Architecture I typically use
Depending on the tool the stack can vary, but most custom AI tools I build share a similar foundation:
- ▸Frontend: Next.js for web interfaces, or no UI if the tool runs headless via API or cron.
- ▸Backend: FastAPI (Python) for pipelines with many AI calls, Node.js for integrations with existing systems.
- ▸State and storage: PostgreSQL for structured data and decision history, S3-compatible storage for files.
- ▸Vector store: pgvector in Postgres for straightforward RAG setups, or Qdrant for larger collections with more search options.
- ▸Orchestration: LangChain or direct API calls, depending on whether the complexity justifies a framework.

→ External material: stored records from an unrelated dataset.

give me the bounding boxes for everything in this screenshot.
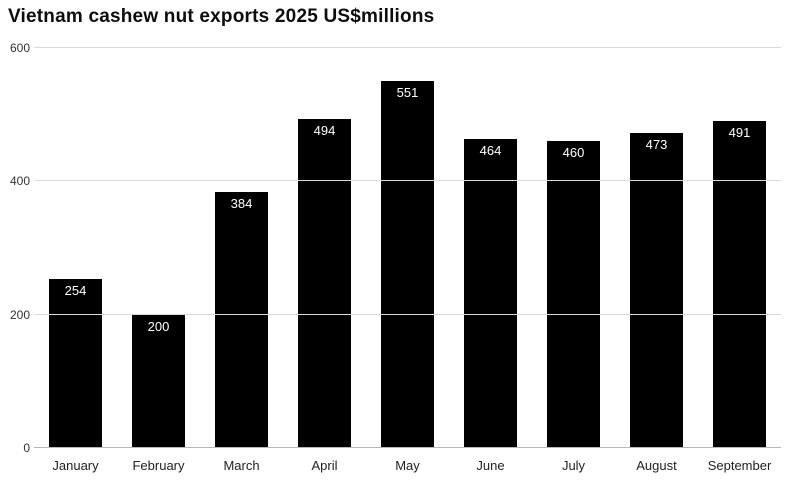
y-tick-label: 0 xyxy=(23,441,30,455)
bar-value-label: 551 xyxy=(396,84,419,100)
bar-value-label: 254 xyxy=(64,282,87,298)
bar-value-label: 200 xyxy=(147,318,170,334)
y-tick-label: 600 xyxy=(9,41,30,55)
x-axis-label-september: September xyxy=(707,457,772,473)
bar-september: 491 xyxy=(712,120,767,448)
x-axis-labels: January February March April May June July Augu… xyxy=(34,450,781,480)
bar-slot: 464 xyxy=(449,48,532,448)
bar-slot: 494 xyxy=(283,48,366,448)
y-tick-label: 400 xyxy=(9,174,30,189)
bar-march: 384 xyxy=(214,192,269,448)
gridline-200 xyxy=(34,313,781,315)
gridline-600 xyxy=(34,47,781,48)
x-axis-label-may: May xyxy=(395,457,420,473)
bar-value-label: 473 xyxy=(645,136,668,152)
gridline-0 xyxy=(34,447,781,448)
x-axis-label-august: August xyxy=(636,457,677,473)
bar-slot: 491 xyxy=(698,48,781,448)
bar-value-label: 491 xyxy=(728,124,751,140)
bar-slot: 200 xyxy=(117,48,200,448)
bar-slot: 551 xyxy=(366,48,449,448)
bar-slot: 254 xyxy=(34,48,117,448)
x-axis-label-march: March xyxy=(223,457,260,473)
bar-value-label: 384 xyxy=(230,196,253,211)
bar-july: 460 xyxy=(546,141,601,448)
x-axis-label-july: July xyxy=(561,457,586,473)
gridline-400 xyxy=(34,180,781,182)
bar-value-label: 494 xyxy=(313,122,336,138)
bar-slot: 473 xyxy=(615,48,698,448)
bar-may: 551 xyxy=(380,80,435,448)
bar-august: 473 xyxy=(629,132,684,448)
bar-slot: 460 xyxy=(532,48,615,448)
bar-slot: 384 xyxy=(200,48,283,448)
x-axis-label-january: January xyxy=(52,457,99,473)
bar-february: 200 xyxy=(131,314,186,448)
plot-area: 254 200 384 494 551 464 460 473 491 0 200 400 600 xyxy=(10,42,781,454)
bar-value-label: 464 xyxy=(479,142,502,158)
x-axis-label-april: April xyxy=(311,457,338,473)
y-tick-label: 200 xyxy=(9,307,30,322)
bar-june: 464 xyxy=(463,138,518,448)
x-axis-label-february: February xyxy=(132,457,185,473)
bar-april: 494 xyxy=(297,118,352,448)
bar-january: 254 xyxy=(48,278,103,448)
x-axis-label-june: June xyxy=(476,457,505,473)
bar-value-label: 460 xyxy=(562,145,585,161)
chart-title: Vietnam cashew nut exports 2025 US$milli… xyxy=(8,6,435,27)
bars-row: 254 200 384 494 551 464 460 473 491 xyxy=(34,48,781,448)
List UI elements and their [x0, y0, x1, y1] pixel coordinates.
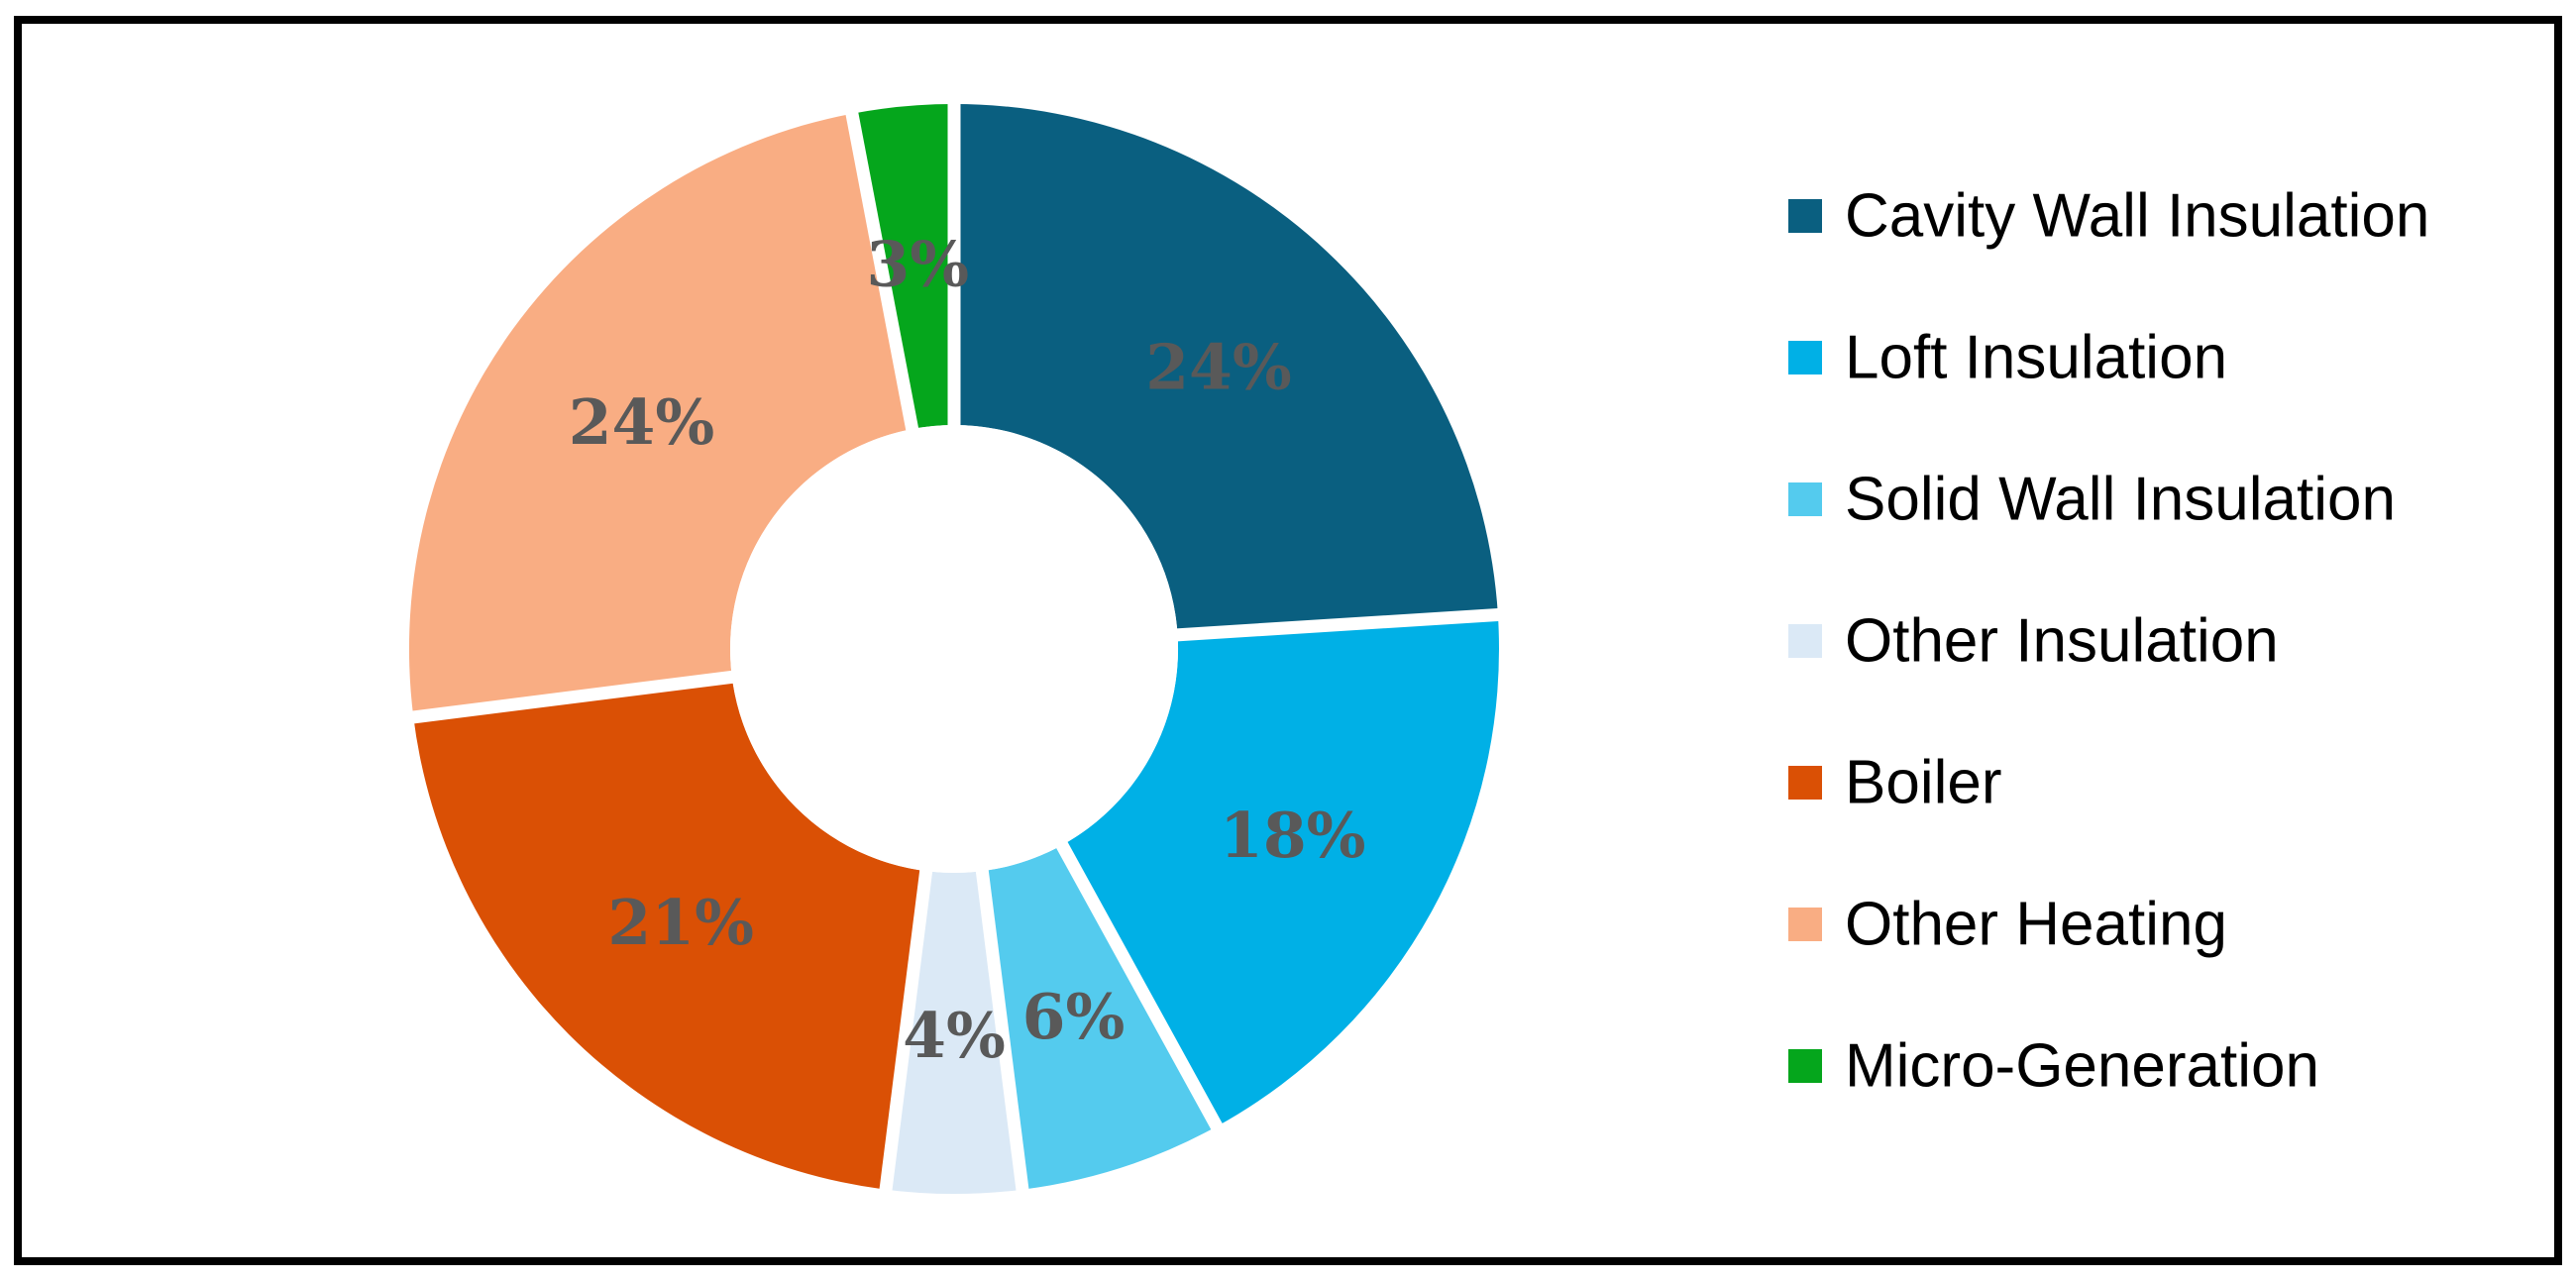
- legend-label-loft-insulation: Loft Insulation: [1845, 324, 2227, 392]
- data-label-micro-generation: 3%: [866, 228, 969, 301]
- legend-label-other-heating: Other Heating: [1845, 891, 2227, 959]
- data-label-boiler: 21%: [607, 886, 754, 959]
- legend-swatch-loft-insulation: [1788, 341, 1822, 374]
- slice-other-heating[interactable]: [408, 113, 912, 717]
- legend-item-solid-wall-insulation[interactable]: Solid Wall Insulation: [1788, 466, 2396, 534]
- slice-loft-insulation[interactable]: [1061, 614, 1499, 1127]
- legend-swatch-boiler: [1788, 766, 1822, 800]
- legend-item-other-insulation[interactable]: Other Insulation: [1788, 607, 2279, 676]
- legend-swatch-cavity-wall-insulation: [1788, 199, 1822, 233]
- legend-swatch-other-heating: [1788, 908, 1822, 941]
- legend-label-boiler: Boiler: [1845, 749, 2002, 817]
- slice-micro-generation[interactable]: [851, 103, 954, 429]
- legend-swatch-other-insulation: [1788, 624, 1822, 658]
- legend-item-micro-generation[interactable]: Micro-Generation: [1788, 1032, 2319, 1101]
- data-label-other-insulation: 4%: [903, 999, 1006, 1072]
- chart-border: [14, 16, 2562, 1265]
- legend-item-boiler[interactable]: Boiler: [1788, 749, 2002, 817]
- data-labels-group: 24% 18% 6%4% 21% 24% 3%: [569, 228, 1366, 1072]
- data-label-other-heating: 24%: [569, 385, 715, 459]
- legend-item-other-heating[interactable]: Other Heating: [1788, 891, 2227, 959]
- legend-swatch-solid-wall-insulation: [1788, 482, 1822, 516]
- slice-cavity-wall-insulation[interactable]: [954, 104, 1498, 635]
- legend-swatch-micro-generation: [1788, 1049, 1822, 1083]
- legend-label-cavity-wall-insulation: Cavity Wall Insulation: [1845, 182, 2429, 251]
- legend-label-solid-wall-insulation: Solid Wall Insulation: [1845, 466, 2396, 534]
- legend: Cavity Wall Insulation Loft Insulation Sol…: [1788, 182, 2429, 1101]
- legend-label-other-insulation: Other Insulation: [1845, 607, 2279, 676]
- legend-label-micro-generation: Micro-Generation: [1845, 1032, 2319, 1101]
- data-label-cavity-wall-insulation: 24%: [1145, 331, 1292, 404]
- slice-boiler[interactable]: [413, 677, 926, 1190]
- slice-solid-wall-insulation[interactable]: [982, 845, 1217, 1190]
- legend-item-cavity-wall-insulation[interactable]: Cavity Wall Insulation: [1788, 182, 2429, 251]
- data-label-solid-wall-insulation: 6%: [1022, 980, 1126, 1053]
- data-label-loft-insulation: 18%: [1220, 799, 1366, 872]
- legend-item-loft-insulation[interactable]: Loft Insulation: [1788, 324, 2227, 392]
- donut-hole: [730, 425, 1178, 873]
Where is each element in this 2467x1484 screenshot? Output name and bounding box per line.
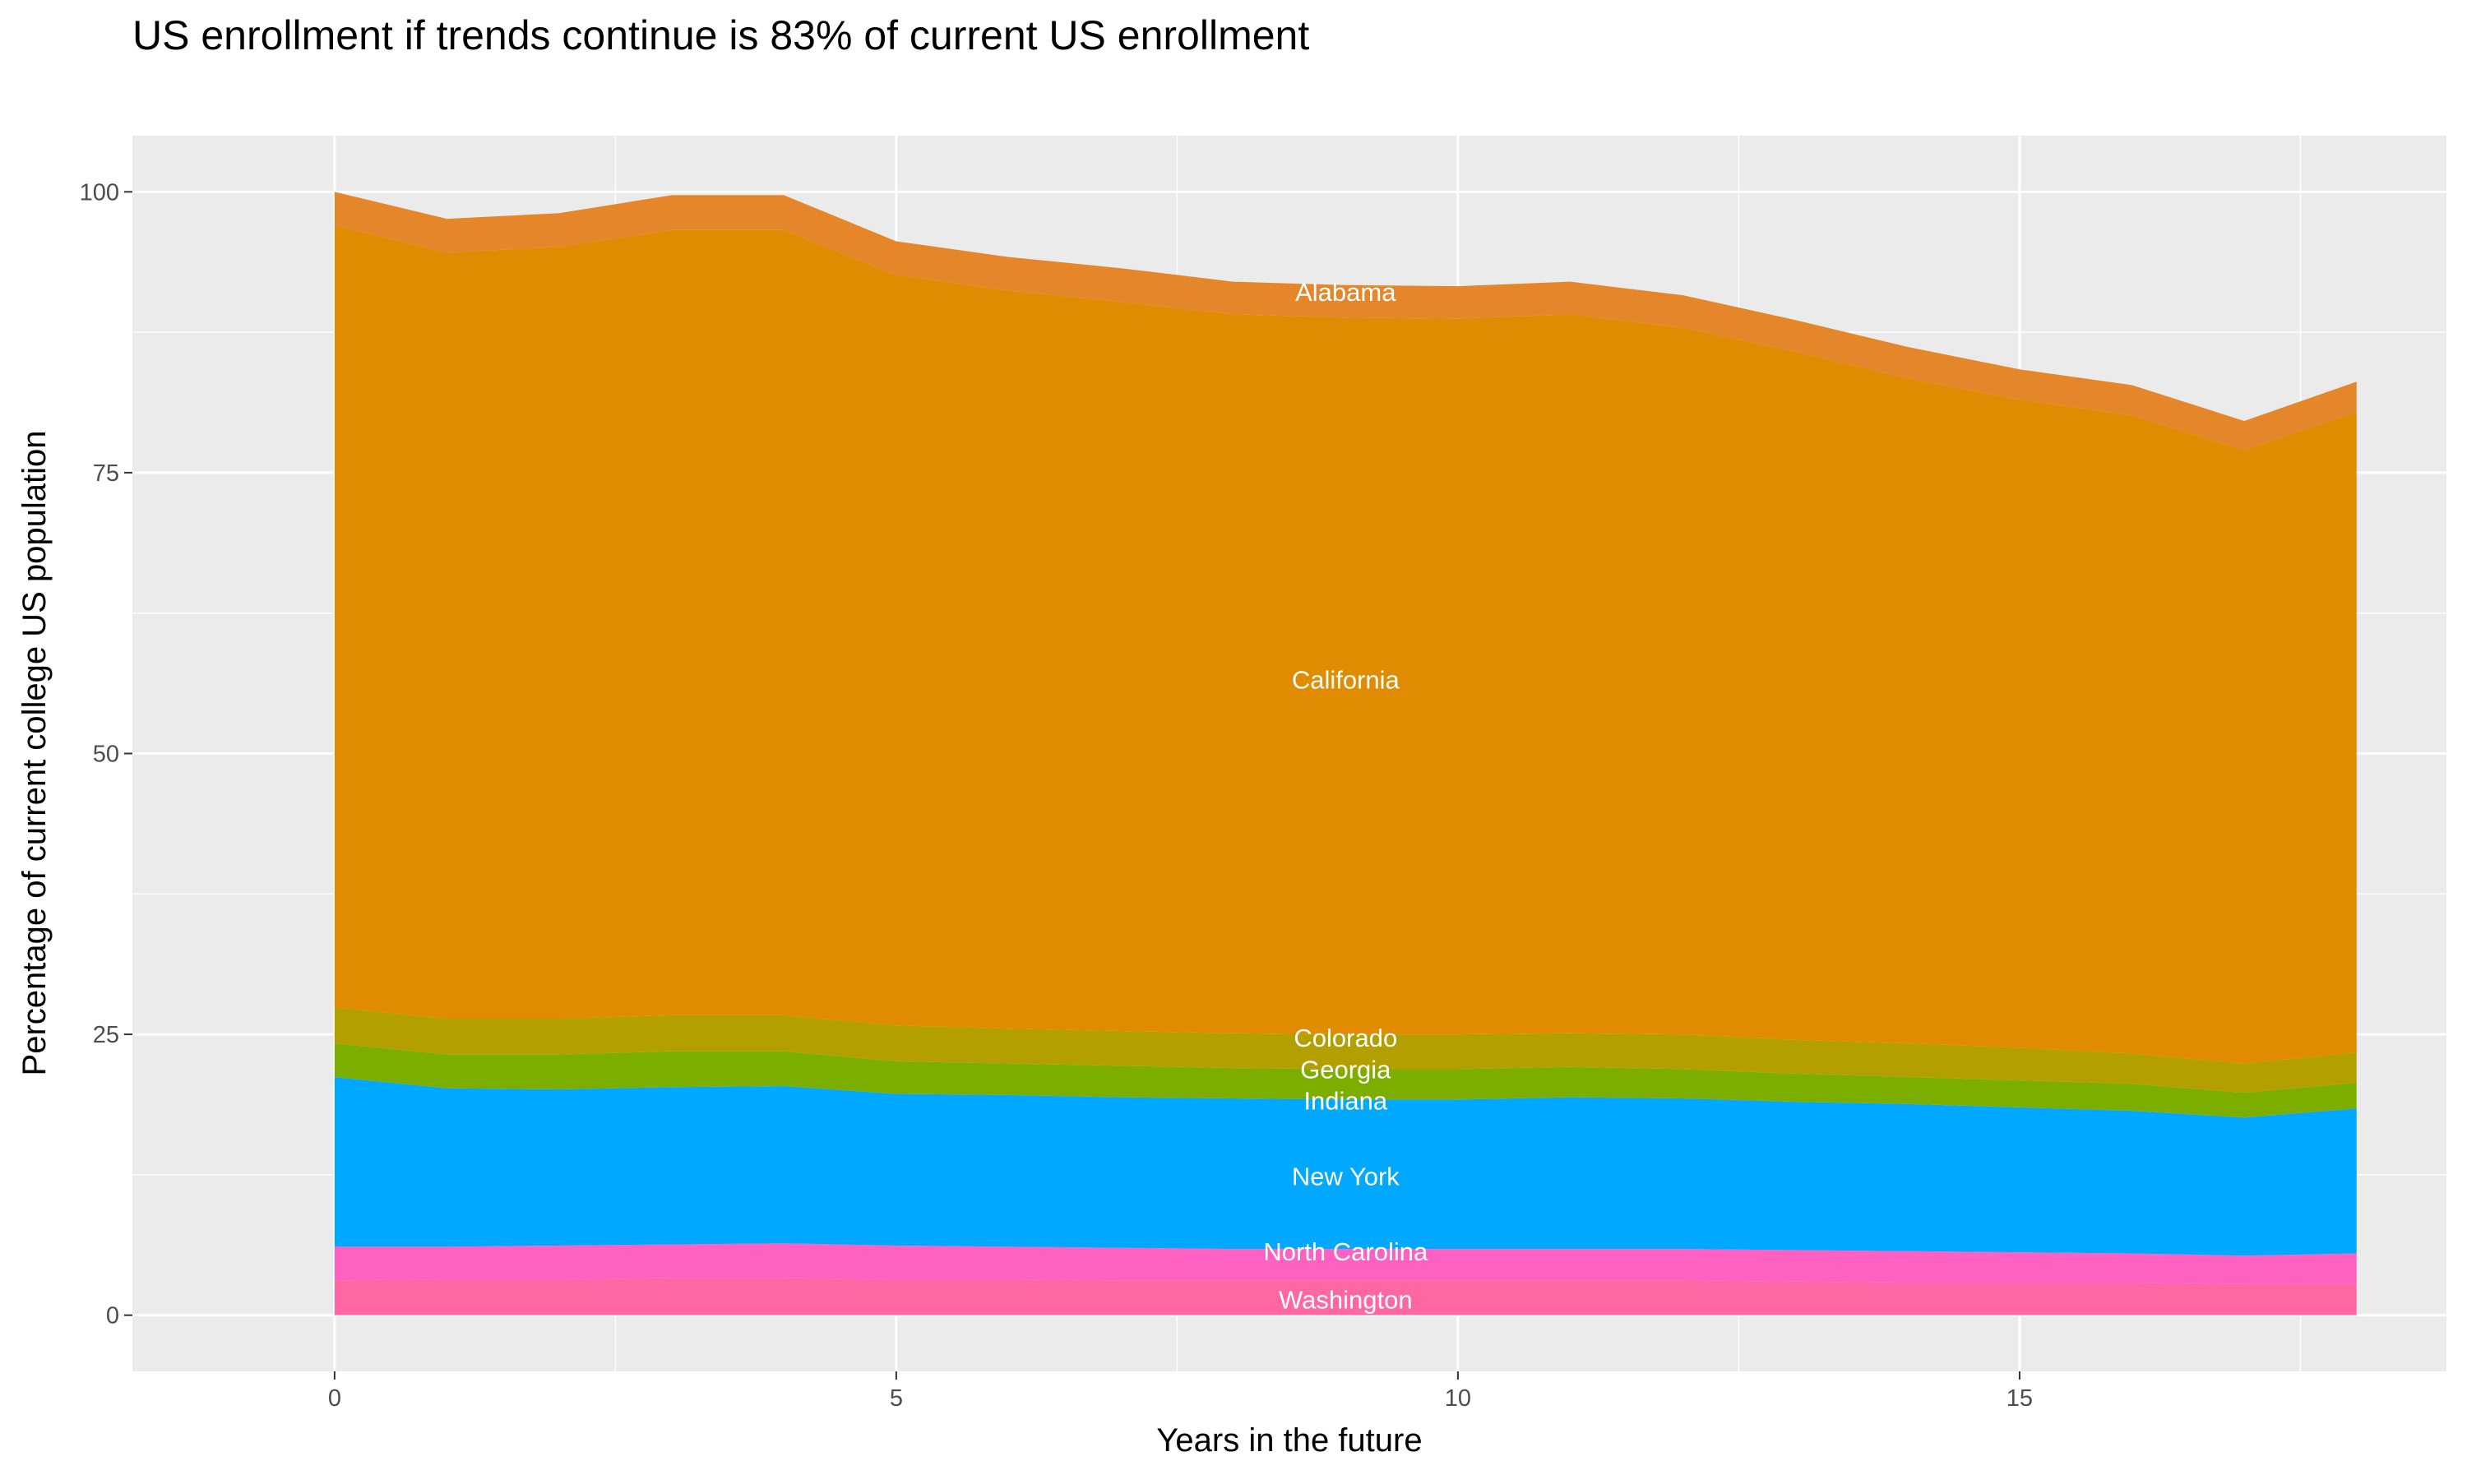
y-axis-title: Percentage of current college US populat… (16, 431, 53, 1076)
area-colorado (334, 1007, 2357, 1093)
series-label-alabama: Alabama (1295, 278, 1396, 307)
chart-title: US enrollment if trends continue is 83% … (132, 12, 1309, 58)
series-label-new-york: New York (1292, 1162, 1400, 1190)
area-california (334, 225, 2357, 1064)
y-axis: 0 25 50 75 100 (80, 179, 132, 1329)
y-tick-label: 75 (93, 460, 119, 487)
y-tick-label: 0 (106, 1303, 119, 1329)
x-axis-title: Years in the future (1156, 1422, 1422, 1459)
area-georgia (334, 1043, 2357, 1118)
x-tick-label: 5 (890, 1385, 903, 1412)
series-label-california: California (1292, 665, 1400, 694)
area-alabama (334, 192, 2357, 451)
series-label-indiana: Indiana (1303, 1087, 1387, 1116)
series-label-north-carolina: North Carolina (1263, 1237, 1428, 1266)
series-label-washington: Washington (1279, 1286, 1413, 1315)
area-washington (334, 1278, 2357, 1315)
area-north-carolina (334, 1243, 2357, 1284)
x-axis: 0 5 10 15 (328, 1371, 2033, 1412)
series-labels: Washington North Carolina New York Indiana G… (1263, 278, 1428, 1315)
y-tick-label: 100 (80, 179, 119, 206)
x-tick-label: 10 (1445, 1385, 1471, 1412)
y-tick-label: 25 (93, 1022, 119, 1048)
x-tick-label: 0 (328, 1385, 341, 1412)
areas (334, 192, 2357, 1315)
x-tick-label: 15 (2006, 1385, 2033, 1412)
y-tick-label: 50 (93, 742, 119, 768)
area-new-york (334, 1077, 2357, 1256)
series-label-georgia: Georgia (1300, 1055, 1391, 1084)
series-label-colorado: Colorado (1294, 1024, 1397, 1052)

- ▸Logging: every AI decision is logged with input, output, and reason. That is not optional, it is standard.
-- Anonymous case A
Context-aware file editing at an SMB in the logistics sector
An SMB in the logistics sector processed daily batches of files where the same types of modifications were needed each time: read two or three specific fields, calculate or adjust a context-dependent value, save the file in a different format, and upload it to an external system. The complication was in the word 'context-dependent': the correct value depended on information elsewhere in the file, not on a fixed rule.
A regular script could not handle that. I built an AI bot that reads each file, extracts the relevant context, makes decisions about the modifications based on that context, applies the changes, converts the file to the target format, and uploads it. The bot logs every decision with its reason, so a team member can review what was done and where the bot was uncertain.
The bot runs fully on-premise. On unexpected input it sends a notification instead of silently failing. The team member who previously did this manually now uses that time for work that requires human judgement.
-- Anonymous case B
Local RAG over internal wiki at a knowledge organisation
An internal knowledge organisation had an extensive wiki with procedures, policy documents, and technical manuals. The problem: employees asked colleagues the same questions that were already answered in the wiki, because searching it was too slow and too inaccurate. The information was available but not findable.
I built a local RAG pipeline on a server within the organisation's network. All wiki documents are indexed as embeddings in a vector store. Through a simple chat interface an employee asks a question and receives an answer with direct references to the relevant pages. No data leaves the network: the model runs locally on a Llama variant via Ollama.
The system is not a replacement for the wiki but a layer on top of it. The wiki remains the source of truth. The RAG tool makes that source accessible without anyone needing to know exactly where something is stored.
What I do not do
There are things I deliberately keep out of scope:
- ▸Out-of-the-box ChatGPT API integrations where the only goal is having 'AI' on the website. That does not solve any problem.
- ▸AI features as a demo or pilot with no plan for production deployment. A prototype that ends up in a drawer is wasted money.
- ▸Training custom models on small datasets. Fine-tuning only makes sense with thousands of examples and a specific reason why a foundational model falls short.
- ▸Systems where the output cannot be verified. Every AI decision in production needs an audit trail. Without that, I do not go live.
Cost and scope
Custom AI tools vary considerably in size. A POC to validate whether the approach works is different from a production system with monitoring and logging. I provide a quote after the intake based on the actual scope.
On request
No fixed packages. The price depends on the complexity of the task, the number of iterations needed for validation, and whether you want a retainer for maintenance and monitoring after delivery.